In bici per sostenere la mega ciclovia Venezia-Torino

VENEZIA – L’idea è quella di un’unica pista ciclabile di 679 chilometri lungo le stesse quattro regioni attraversate dal Po: Piemonte, Lombardia, Emilia-Romagna e Veneto. Ma ne mancano 293 chilometri. Per sostenerne la realizzazione, domani parte una biciclettata, da Venezia, che vede anche il sostegno di Confesercenti Emilia-Romagna. Il progetto, denominato Vento, è di un docente del politecnico di Milano, Paolo Pileri, che domani sarà in sella alla sua bici per sensibilizzare cittadini e istituzioni. Per quattro ciclovie turistiche, tra cui la Vento, il ministero delle Infrastrutture e dei Trasporti ha deciso di erogare un finanziamento di 4,77 milioni di euro destinati ai progetti di fattibilità tecnica ed economica. E alla Vento ne sono destinati 2,75 milioni. Peccato però che il costo stimato sia di 129,70 milioni, perché lungo il tracciato ci sono tre differenti situazioni. I tratti esistenti e già pedalabili in sicurezza sono solo il 15%, cioè 102 chilometri, quelli pedalabili solo agendo sulle regole d’uso sono il 42% (284 chilometri), quelli che necessitano di interventi più o meno complessi sono il 43% (293 chilometri). Il che significa che circa il 43% del tracciato, cioè 293 chilometri su 679, non è ancora percorribile e necessita di interventi di adeguamento. Da qui la pedalata che prende il via domani e che Confesercenti Emilia-Romagna appoggia. Secondo il presidente Assohotel Confesercenti Filippo Donati, infatti, il progetto è “un’importante e ulteriore opportunità di promozione e sviluppo dei nostri territori e delle imprese per le quali già da tempo promuoviamo la Borsa del Turismo fluviale del Po che quest’anno partirà il 28 settembre”.

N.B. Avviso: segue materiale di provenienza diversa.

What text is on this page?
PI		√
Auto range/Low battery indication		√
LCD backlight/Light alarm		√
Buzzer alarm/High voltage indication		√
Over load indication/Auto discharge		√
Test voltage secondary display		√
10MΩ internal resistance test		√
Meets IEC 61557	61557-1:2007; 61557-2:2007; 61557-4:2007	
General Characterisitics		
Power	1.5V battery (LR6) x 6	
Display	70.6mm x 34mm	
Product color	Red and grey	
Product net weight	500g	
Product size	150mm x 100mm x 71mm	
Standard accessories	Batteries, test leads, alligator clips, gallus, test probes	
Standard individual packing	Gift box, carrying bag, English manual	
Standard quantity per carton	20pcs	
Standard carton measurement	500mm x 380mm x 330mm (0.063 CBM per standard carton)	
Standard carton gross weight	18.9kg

Anche il direttore di Confesercenti Stefano Bollettinari è convintissimo: “Quest’opera sarà sostenuta in tutti i modi e in tutte le forme necessarie da Assoturismo Confesercenti”. Questo perché è una “vera opportunità per il turismo della nostra regione, che ha già puntato da tempo su questo ambito, essendo il cicloturismo già sviluppato con gran successo in molti paesi europei”. Questo modo ecosostenibile di viaggiare, conclude Bollettinari, “consente di portare un indotto economico a tutte le attività commerciali e turistiche che si trovano nelle zone attraversate dal Po e anche di creare nuove piccole imprese a sostegno dei cicloturisti”.